My dearest Parents, Hannah, relatives and acquaintances. It’s beautiful here, the food is very good. At college all the girls are very nice they are all except one darkblond. I sleep very well here. I came on this plane. Please keep the card for me. I hope you are well. Write soon. 10000000 x 1000000 kisses your Gerti
Postcard from Gerda Mayer to her parents shortly after arriving in england. Translated by Gerda Mayer (Stein) in unpublished memoir ‘The Emigrants’, Wiener Library Collections.
Land girls and boys
Many children, like Frank Henley, went not to families, but communal homes and schools, set up by Jewish, Christian and charitable organisations. Hundreds were sent to training camps organised by Zionist youth movements to prepare young ‘trans-migrants’ for eventual emigration to Palestine. Ruth Peschel, for example, went to the Whittingehame Farm School in East Lothian, set up in the former estate of Arthur Balfour. As an older child, she would have had to work as a Madricha (youth leader.) Accounts suggest she was one of the Ruths who worked in the kitchen, mentioned in the song below.
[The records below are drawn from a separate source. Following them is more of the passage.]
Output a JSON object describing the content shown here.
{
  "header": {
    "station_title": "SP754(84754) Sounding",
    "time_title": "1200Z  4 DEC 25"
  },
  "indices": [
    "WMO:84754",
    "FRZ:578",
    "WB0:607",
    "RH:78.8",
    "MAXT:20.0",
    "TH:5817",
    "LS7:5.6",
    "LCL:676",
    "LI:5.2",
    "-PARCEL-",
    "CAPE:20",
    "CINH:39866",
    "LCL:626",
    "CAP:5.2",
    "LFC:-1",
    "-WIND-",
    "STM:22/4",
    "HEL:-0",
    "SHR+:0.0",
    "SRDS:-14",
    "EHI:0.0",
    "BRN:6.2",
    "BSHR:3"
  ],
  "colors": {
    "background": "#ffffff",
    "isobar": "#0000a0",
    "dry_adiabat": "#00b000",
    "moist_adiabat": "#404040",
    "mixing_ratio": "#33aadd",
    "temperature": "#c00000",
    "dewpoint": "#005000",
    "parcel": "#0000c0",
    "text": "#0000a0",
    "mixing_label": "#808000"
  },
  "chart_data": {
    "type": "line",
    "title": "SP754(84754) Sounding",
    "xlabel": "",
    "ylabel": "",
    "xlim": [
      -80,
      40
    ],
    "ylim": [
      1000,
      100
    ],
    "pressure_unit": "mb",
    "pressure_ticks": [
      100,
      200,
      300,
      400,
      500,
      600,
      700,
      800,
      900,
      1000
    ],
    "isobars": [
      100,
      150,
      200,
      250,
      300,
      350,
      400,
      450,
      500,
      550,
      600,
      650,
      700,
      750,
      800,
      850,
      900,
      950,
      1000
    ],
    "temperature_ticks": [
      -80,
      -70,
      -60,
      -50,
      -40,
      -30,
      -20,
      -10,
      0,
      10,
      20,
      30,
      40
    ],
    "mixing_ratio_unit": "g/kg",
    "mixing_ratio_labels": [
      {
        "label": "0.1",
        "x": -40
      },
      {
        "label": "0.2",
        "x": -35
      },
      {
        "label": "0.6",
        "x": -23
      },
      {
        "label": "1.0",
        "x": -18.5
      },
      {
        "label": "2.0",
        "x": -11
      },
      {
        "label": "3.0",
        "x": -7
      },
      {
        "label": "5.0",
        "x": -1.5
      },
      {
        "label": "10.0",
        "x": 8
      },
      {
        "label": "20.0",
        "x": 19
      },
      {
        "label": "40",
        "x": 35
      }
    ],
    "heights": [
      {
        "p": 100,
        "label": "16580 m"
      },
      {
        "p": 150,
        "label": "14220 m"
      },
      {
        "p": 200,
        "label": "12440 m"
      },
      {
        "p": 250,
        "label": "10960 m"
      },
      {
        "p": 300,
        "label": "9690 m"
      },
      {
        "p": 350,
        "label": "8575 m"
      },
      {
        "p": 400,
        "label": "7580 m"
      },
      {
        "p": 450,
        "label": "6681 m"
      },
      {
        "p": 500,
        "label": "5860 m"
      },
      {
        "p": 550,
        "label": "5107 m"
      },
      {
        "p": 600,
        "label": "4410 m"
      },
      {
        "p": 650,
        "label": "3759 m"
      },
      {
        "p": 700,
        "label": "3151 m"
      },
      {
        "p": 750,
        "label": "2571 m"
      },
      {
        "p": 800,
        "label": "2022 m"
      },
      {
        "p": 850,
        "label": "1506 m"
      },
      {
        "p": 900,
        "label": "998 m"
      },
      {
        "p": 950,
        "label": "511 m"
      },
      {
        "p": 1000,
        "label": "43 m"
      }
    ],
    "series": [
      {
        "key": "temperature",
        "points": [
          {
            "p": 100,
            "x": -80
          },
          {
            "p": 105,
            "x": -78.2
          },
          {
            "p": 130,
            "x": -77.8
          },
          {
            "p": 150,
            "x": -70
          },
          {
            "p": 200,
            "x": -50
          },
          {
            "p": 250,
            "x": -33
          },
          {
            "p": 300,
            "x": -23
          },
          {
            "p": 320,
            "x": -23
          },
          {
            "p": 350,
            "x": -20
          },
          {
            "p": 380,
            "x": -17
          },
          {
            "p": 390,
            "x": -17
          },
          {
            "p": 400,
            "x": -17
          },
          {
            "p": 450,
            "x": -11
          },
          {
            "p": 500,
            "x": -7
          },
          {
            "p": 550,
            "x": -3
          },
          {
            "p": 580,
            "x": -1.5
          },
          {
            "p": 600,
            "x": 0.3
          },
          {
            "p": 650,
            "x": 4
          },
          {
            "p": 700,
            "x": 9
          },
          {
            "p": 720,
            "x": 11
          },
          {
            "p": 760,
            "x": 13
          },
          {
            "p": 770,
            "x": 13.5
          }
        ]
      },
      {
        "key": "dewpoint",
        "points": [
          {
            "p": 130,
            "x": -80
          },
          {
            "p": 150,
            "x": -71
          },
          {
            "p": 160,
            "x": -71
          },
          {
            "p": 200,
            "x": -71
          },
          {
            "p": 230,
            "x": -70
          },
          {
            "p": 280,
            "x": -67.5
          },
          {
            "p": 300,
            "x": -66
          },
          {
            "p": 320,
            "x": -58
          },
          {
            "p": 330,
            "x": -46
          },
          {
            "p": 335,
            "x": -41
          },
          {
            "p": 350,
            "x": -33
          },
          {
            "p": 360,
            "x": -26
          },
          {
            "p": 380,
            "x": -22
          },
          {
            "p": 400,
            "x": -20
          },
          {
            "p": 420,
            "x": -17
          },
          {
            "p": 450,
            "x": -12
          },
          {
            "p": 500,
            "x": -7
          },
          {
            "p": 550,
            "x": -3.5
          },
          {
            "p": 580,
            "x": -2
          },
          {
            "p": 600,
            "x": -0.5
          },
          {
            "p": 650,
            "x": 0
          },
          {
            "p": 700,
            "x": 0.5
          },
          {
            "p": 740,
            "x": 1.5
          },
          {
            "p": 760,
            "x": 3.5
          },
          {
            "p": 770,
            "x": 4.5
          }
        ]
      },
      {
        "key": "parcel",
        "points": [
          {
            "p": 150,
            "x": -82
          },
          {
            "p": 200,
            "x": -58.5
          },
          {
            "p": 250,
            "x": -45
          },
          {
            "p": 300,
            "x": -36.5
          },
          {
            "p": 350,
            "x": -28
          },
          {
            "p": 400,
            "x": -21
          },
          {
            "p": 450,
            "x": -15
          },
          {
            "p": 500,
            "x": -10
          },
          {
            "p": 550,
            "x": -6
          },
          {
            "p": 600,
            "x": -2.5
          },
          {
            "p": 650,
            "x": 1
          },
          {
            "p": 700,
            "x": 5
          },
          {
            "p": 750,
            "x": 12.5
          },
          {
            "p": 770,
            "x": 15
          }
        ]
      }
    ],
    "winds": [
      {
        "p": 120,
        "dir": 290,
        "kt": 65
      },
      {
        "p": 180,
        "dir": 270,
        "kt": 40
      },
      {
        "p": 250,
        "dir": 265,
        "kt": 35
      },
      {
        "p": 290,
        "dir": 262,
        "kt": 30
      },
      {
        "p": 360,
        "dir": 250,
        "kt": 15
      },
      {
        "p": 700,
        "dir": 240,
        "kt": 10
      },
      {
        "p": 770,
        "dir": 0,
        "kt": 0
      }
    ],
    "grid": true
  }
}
While the conditions at Whittengehame seem to have been relatively good, this was not the case at all such training camps, many of which were set up in a great hurry and had to accommodate many more children than they were designed for. Children who had already been part of Zionist Youth Movements in Germany and Austria knew what to expect in Hachscharah (kibbutz) training camps, however many children who ended up in them did not, and were quite shocked to find themselves camping and farming.
We were forced by dire necessity to send our child abroad… We found out only at a later stage that the children would be sent on Hachscharah (kibbutz training) in England… They are accomodated in tents, where they have to feel cold, and water drips into the tents from the top … help me get my child out of this camp…’
Letter from Elisabeth Geller to the Council for German Jewry, London, regarding her daughter Lotte who was staying at Great Engeham Farm, a temporary training camp for children who would be sent to Palestine. 17.9.1939 Vienna. Wiener Library Collections.